Sans frontalisation et en utilisant uniquement l’alignement 2D, le modèle atteint un score de précision d’environ 94,3 %. Lorsque le modèle utilise le centre de la culture de détection, il n’utilise pas d’alignement, et dans ce cas, le modèle retourne un score de précision de 87,9 % car certaines parties de la région faciale peuvent tomber en dehors du centre de la culture. Pour évaluer la capacité discriminative de la représentation de visage en isolation, le modèle suit le cadre d’apprentissage non supervisé pour comparer le produit scalaire des fonctionnalités normalisées.
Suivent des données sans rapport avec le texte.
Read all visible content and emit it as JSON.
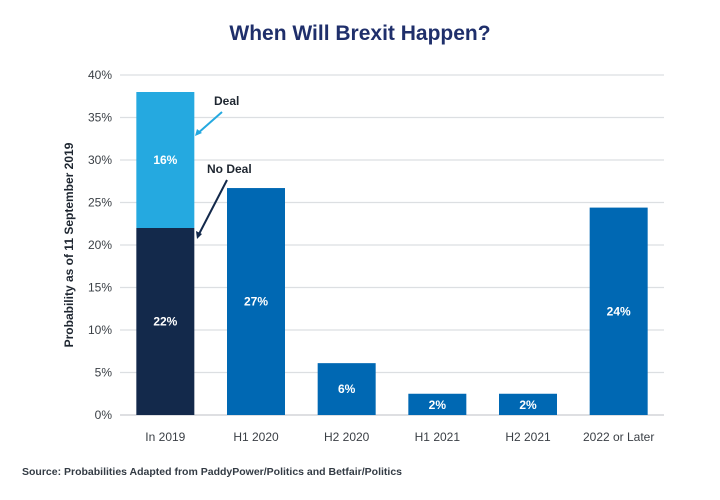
{
  "chart_data": {
    "type": "bar",
    "stacked_first_category": true,
    "title": "When Will Brexit Happen?",
    "xlabel": "",
    "ylabel": "Probability as of 11 September 2019",
    "ylim": [
      0,
      40
    ],
    "yticks": [
      0,
      5,
      10,
      15,
      20,
      25,
      30,
      35,
      40
    ],
    "ytick_labels": [
      "0%",
      "5%",
      "10%",
      "15%",
      "20%",
      "25%",
      "30%",
      "35%",
      "40%"
    ],
    "grid": true,
    "categories": [
      "In 2019",
      "H1 2020",
      "H2 2020",
      "H1 2021",
      "H2 2021",
      "2022 or Later"
    ],
    "series": [
      {
        "name": "No Deal",
        "color": "#13294b",
        "values": [
          22,
          null,
          null,
          null,
          null,
          null
        ],
        "labels": [
          "22%",
          null,
          null,
          null,
          null,
          null
        ]
      },
      {
        "name": "Deal",
        "color": "#25a9e0",
        "values": [
          16,
          null,
          null,
          null,
          null,
          null
        ],
        "labels": [
          "16%",
          null,
          null,
          null,
          null,
          null
        ]
      },
      {
        "name": "Probability",
        "color": "#0068b3",
        "values": [
          null,
          26.7,
          6.1,
          2.5,
          2.5,
          24.4
        ],
        "labels": [
          null,
          "27%",
          "6%",
          "2%",
          "2%",
          "24%"
        ]
      }
    ],
    "annotations": [
      {
        "text": "Deal",
        "target": "In 2019 Deal segment"
      },
      {
        "text": "No Deal",
        "target": "In 2019 No Deal segment"
      }
    ],
    "source": "Source: Probabilities Adapted from PaddyPower/Politics and Betfair/Politics"
  }
}
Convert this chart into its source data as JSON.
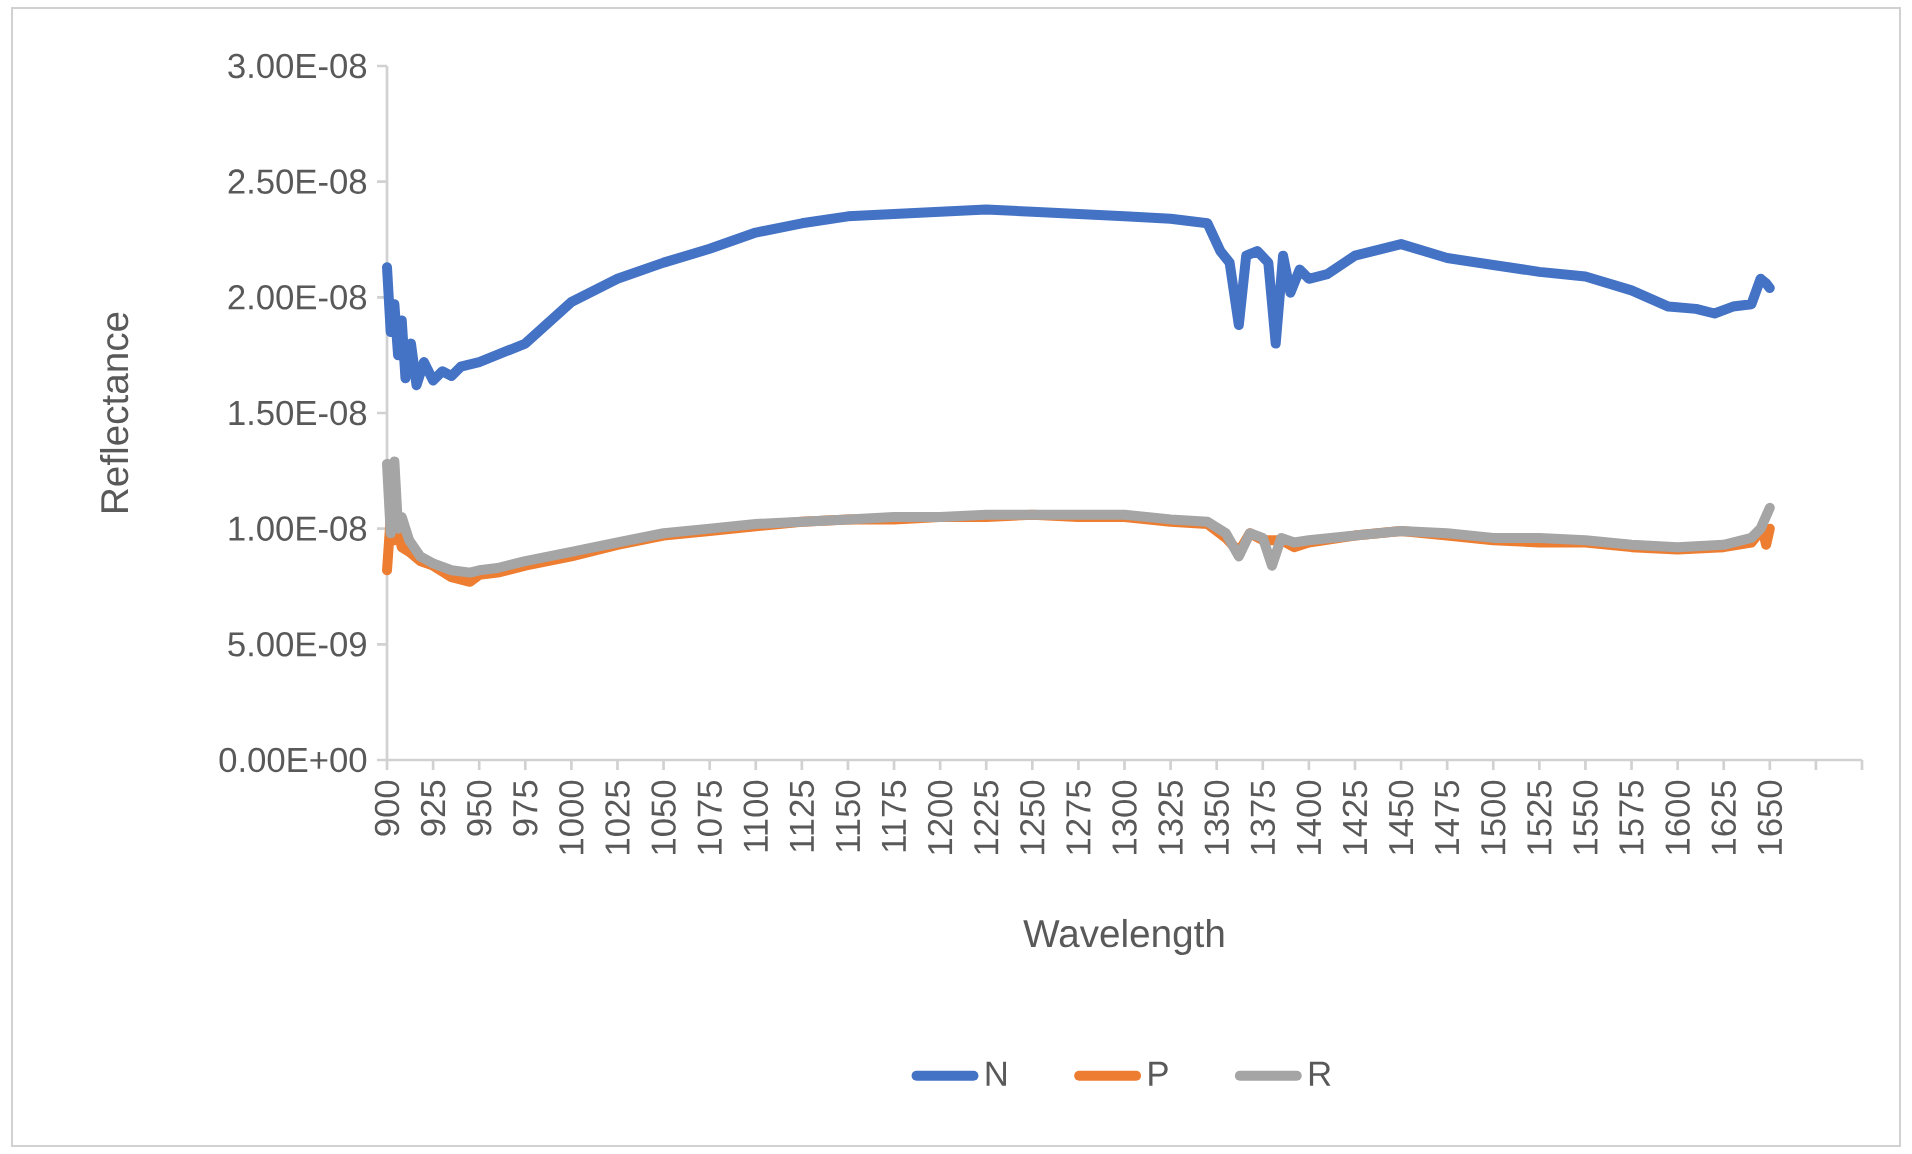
{
  "chart_data": {
    "type": "line",
    "xlabel": "Wavelength",
    "ylabel": "Reflectance",
    "xlim": [
      900,
      1700
    ],
    "xticks": [
      900,
      925,
      950,
      975,
      1000,
      1025,
      1050,
      1075,
      1100,
      1125,
      1150,
      1175,
      1200,
      1225,
      1250,
      1275,
      1300,
      1325,
      1350,
      1375,
      1400,
      1425,
      1450,
      1475,
      1500,
      1525,
      1550,
      1575,
      1600,
      1625,
      1650,
      {
        "value": 1675,
        "label": null
      },
      {
        "value": 1700,
        "label": null
      }
    ],
    "ylim": [
      0,
      3e-08
    ],
    "yticks": [
      {
        "value": 0,
        "label": "0.00E+00"
      },
      {
        "value": 5e-09,
        "label": "5.00E-09"
      },
      {
        "value": 1e-08,
        "label": "1.00E-08"
      },
      {
        "value": 1.5e-08,
        "label": "1.50E-08"
      },
      {
        "value": 2e-08,
        "label": "2.00E-08"
      },
      {
        "value": 2.5e-08,
        "label": "2.50E-08"
      },
      {
        "value": 3e-08,
        "label": "3.00E-08"
      }
    ],
    "legend": "bottom",
    "marker": "none",
    "line_style": "solid",
    "series": [
      {
        "name": "N",
        "color": "#4472c4",
        "x": [
          900,
          902,
          904,
          906,
          908,
          910,
          913,
          916,
          920,
          925,
          930,
          935,
          940,
          950,
          975,
          1000,
          1025,
          1050,
          1075,
          1100,
          1125,
          1150,
          1175,
          1200,
          1225,
          1250,
          1275,
          1300,
          1325,
          1345,
          1352,
          1357,
          1362,
          1366,
          1372,
          1378,
          1382,
          1386,
          1390,
          1395,
          1400,
          1410,
          1425,
          1450,
          1475,
          1500,
          1525,
          1550,
          1575,
          1595,
          1610,
          1620,
          1630,
          1640,
          1645,
          1648,
          1650
        ],
        "values": [
          2.13e-08,
          1.85e-08,
          1.97e-08,
          1.75e-08,
          1.9e-08,
          1.65e-08,
          1.8e-08,
          1.62e-08,
          1.72e-08,
          1.64e-08,
          1.68e-08,
          1.66e-08,
          1.7e-08,
          1.72e-08,
          1.8e-08,
          1.98e-08,
          2.08e-08,
          2.15e-08,
          2.21e-08,
          2.28e-08,
          2.32e-08,
          2.35e-08,
          2.36e-08,
          2.37e-08,
          2.38e-08,
          2.37e-08,
          2.36e-08,
          2.35e-08,
          2.34e-08,
          2.32e-08,
          2.2e-08,
          2.15e-08,
          1.88e-08,
          2.18e-08,
          2.2e-08,
          2.15e-08,
          1.8e-08,
          2.18e-08,
          2.02e-08,
          2.12e-08,
          2.08e-08,
          2.1e-08,
          2.18e-08,
          2.23e-08,
          2.17e-08,
          2.14e-08,
          2.11e-08,
          2.09e-08,
          2.03e-08,
          1.96e-08,
          1.95e-08,
          1.93e-08,
          1.96e-08,
          1.97e-08,
          2.08e-08,
          2.06e-08,
          2.04e-08
        ]
      },
      {
        "name": "P",
        "color": "#ed7d31",
        "x": [
          900,
          902,
          904,
          906,
          908,
          912,
          918,
          925,
          935,
          945,
          950,
          960,
          975,
          1000,
          1025,
          1050,
          1075,
          1100,
          1125,
          1150,
          1175,
          1200,
          1225,
          1250,
          1275,
          1300,
          1325,
          1345,
          1355,
          1362,
          1368,
          1375,
          1380,
          1385,
          1392,
          1400,
          1425,
          1450,
          1475,
          1500,
          1525,
          1550,
          1575,
          1600,
          1625,
          1640,
          1646,
          1648,
          1650
        ],
        "values": [
          8.2e-09,
          1.05e-08,
          9.5e-09,
          1e-08,
          9.2e-09,
          9e-09,
          8.6e-09,
          8.4e-09,
          7.9e-09,
          7.7e-09,
          8e-09,
          8.1e-09,
          8.4e-09,
          8.8e-09,
          9.3e-09,
          9.7e-09,
          9.9e-09,
          1.01e-08,
          1.03e-08,
          1.04e-08,
          1.04e-08,
          1.05e-08,
          1.05e-08,
          1.06e-08,
          1.05e-08,
          1.05e-08,
          1.03e-08,
          1.02e-08,
          9.6e-09,
          9e-09,
          9.8e-09,
          9.5e-09,
          null,
          9.5e-09,
          9.2e-09,
          9.4e-09,
          9.7e-09,
          9.9e-09,
          9.7e-09,
          9.5e-09,
          9.4e-09,
          9.4e-09,
          9.2e-09,
          9.1e-09,
          9.2e-09,
          9.4e-09,
          1e-08,
          9.3e-09,
          1e-08
        ]
      },
      {
        "name": "R",
        "color": "#a5a5a5",
        "x": [
          900,
          902,
          904,
          906,
          908,
          912,
          918,
          925,
          935,
          945,
          950,
          960,
          975,
          1000,
          1025,
          1050,
          1075,
          1100,
          1125,
          1150,
          1175,
          1200,
          1225,
          1250,
          1275,
          1300,
          1325,
          1345,
          1355,
          1362,
          1368,
          1375,
          1380,
          1385,
          1392,
          1400,
          1425,
          1450,
          1475,
          1500,
          1525,
          1550,
          1575,
          1600,
          1625,
          1640,
          1645,
          1650
        ],
        "values": [
          1.28e-08,
          9.8e-09,
          1.29e-08,
          1e-08,
          1.05e-08,
          9.5e-09,
          8.8e-09,
          8.5e-09,
          8.2e-09,
          8.1e-09,
          8.2e-09,
          8.3e-09,
          8.6e-09,
          9e-09,
          9.4e-09,
          9.8e-09,
          1e-08,
          1.02e-08,
          1.03e-08,
          1.04e-08,
          1.05e-08,
          1.05e-08,
          1.06e-08,
          1.06e-08,
          1.06e-08,
          1.06e-08,
          1.04e-08,
          1.03e-08,
          9.8e-09,
          8.8e-09,
          9.8e-09,
          9.6e-09,
          8.4e-09,
          9.6e-09,
          9.4e-09,
          9.5e-09,
          9.7e-09,
          9.9e-09,
          9.8e-09,
          9.6e-09,
          9.6e-09,
          9.5e-09,
          9.3e-09,
          9.2e-09,
          9.3e-09,
          9.6e-09,
          1e-08,
          1.09e-08
        ]
      }
    ]
  }
}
Il améliore la précision moyenne du modèle à 95,92 % 

Le modèle ci-dessus compare les performances du modèle DeepFace par rapport aux autres modèles de reconnaissance faciale de pointe. 

L’image ci-dessus représente les courbes ROC sur le jeu de données. 

Conclusion

Idéalement, un classificateur de visage devrait être capable de reconnaître les visages avec la précision d’un humain, et il devrait être capable de retourner une précision élevée quelle que soit la qualité de l’image, la pose, l’expression ou l’éclairage. De plus, un cadre de reconnaissance faciale idéal devrait être capable d’être appliqué à une variété d’applications avec peu ou pas de modifications. Bien que DeepFace soit l’un des cadres de reconnaissance faciale les plus avancés et les plus efficaces actuellement, il n’est pas parfait, et il peut ne pas être capable de fournir des résultats précis dans certaines situations. Mais le cadre DeepFace est un jalon important dans l’industrie de la reconnaissance faciale, et il comble l’écart de performance en utilisant une technique d’apprentissage de métrique puissante, et il continuera à devenir plus efficace avec le temps. 

Un ingénieur de profession, un écrivain de cœur. Kunal est un rédacteur technique avec une profonde affection et une compréhension de l'IA et du ML, dédié à simplifier les concepts complexes dans ces domaines grâce à sa documentation engageante et informative.